Adrian McCann, PhD: No relevant financial relationship(s) with ineligible companies to disclose.
Objectives: Short chain fatty acids (SCFAs) are a group of organic acids produced by the fermentation of dietary fiber by gut bacteria in the colon. SCFAs have important physiological roles including the regulation of immune function, inflammation and metabolism and are increasingly linked with chronic diseases such as inflammatory bowel disease, type 2 diabetes, obesity and colorectal cancer.
However, there are several challenges with measuring SCFAs in serum or plasma, including their rapid metabolism and interference from other metabolites, and there is a need to develop accurate and reliable methodology for research and diagnostic purposes. Herein, we describe the development and validation of an isotope-labeled gas chromatography-tandem mass spectrometry (GC-MS/MS) method with automated sample workup for the determination of 8 SFCAs in serum/plasma.
Methods: 50μL of serum/plasma was mixed with acetonitrile, benzyl alcohol, pyridine, and methylchloroformate, derivatized and extracted by addition of hexane. The resulting hexane layer was used for GC-MS/MS analysis of formate, acetate, propionate, isobutyrate, butyrate, α-methylbutyrate, isovalerate and valerate.
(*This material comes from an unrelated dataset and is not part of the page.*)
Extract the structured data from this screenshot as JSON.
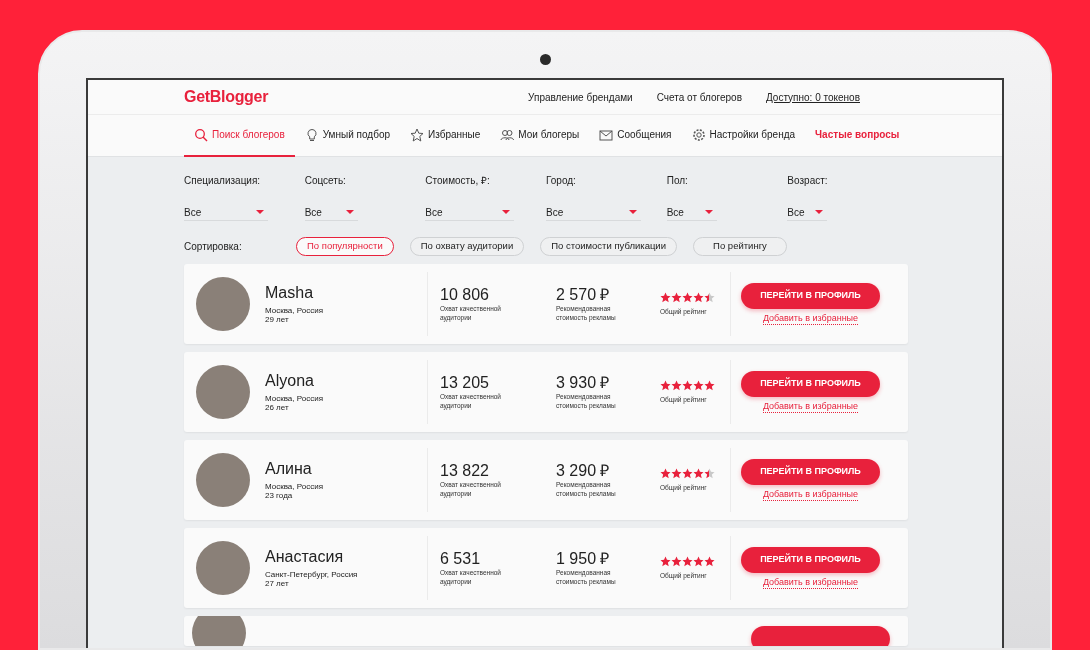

Results: Chromatographic run time was 8 min. The limit of detection for the lowest concentration SCFAs (α-methylbutyrate, isovalerate, and valerate) were 0.05, 0.02 and 0.05 umol/L, respectively, while all other SCFAs demonstrated sensitivity substantially lower than endogenous concentrations. Recoveries ranged from 82-110% and within- and between-day coefficient of variance were 3.3-9.3% and 2.3-5.9%, respectively.
Conclusions: This low-volume, high-throughput assay is currently in use in our laboratory, and can be used for intervention and epidemiological studies investigating SCFAs and the microbiome in relation to health and disease outcomes.